Eder. Óleo de Irene Gracia
Marcelo Figueras
Por supuesto que las polémicas son necesarias, y más aún en un país tan hipócrita como el nuestro. Pero habiendo tantos temas que sería imperativo discutir, ¿por qué embarcarse en discusiones que no llevan a nada? "Conservadores" versus "vanguardistas"… ¿Me están hablando en serio? Las únicas vanguardias que modifican algo son aquellas que operan sobre el cuerpo central de un movimiento cultural o político, y el cine hace ya mucho que quedó relegado a los márgenes. En su forma tradicional (el concepto mismo de ‘film’ o ‘película’, la exhibición, el modo de leer la obra, su impacto social), el cine todo, y muy en particular el cine que se concibe como pura expresión artística, ha resignado el lugar de relevancia que ocupó durante tantas décadas.
Hoy en día, cuando la corriente nos lleva a la playa de la narrativa sobre soportes electrónicos (TV, internet, teléfonos, pero también e-Books con todas las -novedosas- potencialidades que ofrecerá al -nuevo- lector ), el cine está en trámite de convertirse en apenas un río más de los muchos que vierten sus aguas en el océano de la narrativa visual.

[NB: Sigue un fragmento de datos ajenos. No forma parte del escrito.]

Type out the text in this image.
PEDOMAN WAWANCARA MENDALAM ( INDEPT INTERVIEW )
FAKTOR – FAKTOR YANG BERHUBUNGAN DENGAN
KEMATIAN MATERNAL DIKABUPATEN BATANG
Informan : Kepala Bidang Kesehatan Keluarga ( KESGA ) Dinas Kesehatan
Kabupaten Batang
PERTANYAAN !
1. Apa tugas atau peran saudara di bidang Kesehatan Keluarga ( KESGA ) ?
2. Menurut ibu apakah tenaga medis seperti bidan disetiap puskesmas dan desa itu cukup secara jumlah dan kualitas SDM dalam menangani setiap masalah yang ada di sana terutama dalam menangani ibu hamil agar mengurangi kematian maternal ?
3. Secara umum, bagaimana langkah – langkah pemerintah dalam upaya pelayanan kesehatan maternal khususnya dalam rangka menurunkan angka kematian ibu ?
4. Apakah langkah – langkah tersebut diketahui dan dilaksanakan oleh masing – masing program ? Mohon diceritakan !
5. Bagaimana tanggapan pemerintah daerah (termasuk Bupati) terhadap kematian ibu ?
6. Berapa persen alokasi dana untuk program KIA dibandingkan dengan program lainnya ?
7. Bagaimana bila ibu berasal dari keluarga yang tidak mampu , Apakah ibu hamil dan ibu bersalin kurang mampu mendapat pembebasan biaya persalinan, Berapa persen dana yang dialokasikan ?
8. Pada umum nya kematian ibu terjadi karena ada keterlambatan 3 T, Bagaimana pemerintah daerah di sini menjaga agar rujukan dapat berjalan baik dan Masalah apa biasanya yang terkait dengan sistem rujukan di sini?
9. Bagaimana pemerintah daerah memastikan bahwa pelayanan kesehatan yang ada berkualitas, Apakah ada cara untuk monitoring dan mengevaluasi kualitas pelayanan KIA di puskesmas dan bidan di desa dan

En el mejor de los casos, alguna de sus películas obtendrá la misma relevancia de una buena novela: ni más ni menos. Pero aunque le echemos dentro el vino más fresco, nada cambiará el hecho de que el odre que lo contiene -la forma novela, la forma film- es ya viejo y nunca desandará el tiempo.
Lo cual despoja a los cineastas de la posibilidad de reírse de los novelistas. Tanto unos como otros están abocados a formas venerables del arte. (Venerables, por cierto, en el mismo sentido en que son venerables los ancianos de la tribu.) La muestra más palmaria de hasta qué punto el formato cine se volvió conservador por definición está a la vista en la obra de los ‘vanguardistas’ del cine argentino de hoy, que en su mayoría refritan búsquedas formales que ya transitaron en su momento -y con muchos mejores resultados, habría que decir- los cineastas de los años 60. Parece irónico, pero es literal: los jóvenes viejos de hoy son mucho más viejos que los de la época de Rodolfo Kuhn.
‘Cineasta de vanguardia’ ya es un oxímoron. Cuando la presunta vanguardia sólo llega a la familia y los amigos (lo cual incluye a los amigos que escriben las críticas en los diarios y también a los que forman parte de los comités preseleccionadores de los festivales, por cierto), ya no es vanguardia. Es apenas una de las formas más irrelevantes de la política cultural, aquella que se convence de que ocupar ciertos espacios equivale a obtener una preminencia que están lejos de tener en la vida real. (El problema estalla cuando el artista empieza a creerse lo que los medios dicen de él. Y se torna grave, hasta límites terminales, cuando el hecho de resultar consagrado en medios tan comerciales como políticamente reaccionarios no le suena a contradicción, ni lo mueve a cuestionarse si algo no olerá a podrido en Buenos Aires.)
Las seudo vanguardias también funcionan como una forma poco ortodoxa de terapia, apuntada a convertir las inseguridades en marca de personalidad. Sirven para que alguna muchachada se codee satisfecha, sí, en el más puro estilo futbolero del nosotro somo lo má mejore y la tenemos más larga, pero por cierto, no para construir una obra trascendente. Cosa que, por cierto, están mucho más cerca de tener aquellos que habrían resultado agredidos aquella noche en Villa Ocampo (Martínez, Birmajer, y más aún Martini) que los presuntos agresores.
Esta es otra de las marcas distintivas de las verdaderas vanguardias: distinguir claramente quiénes constituyen sus verdaderos adversarios, y dirigir sus energías en esa dirección.
Parafraseando a Kundera: la vanguardia está en otra parte.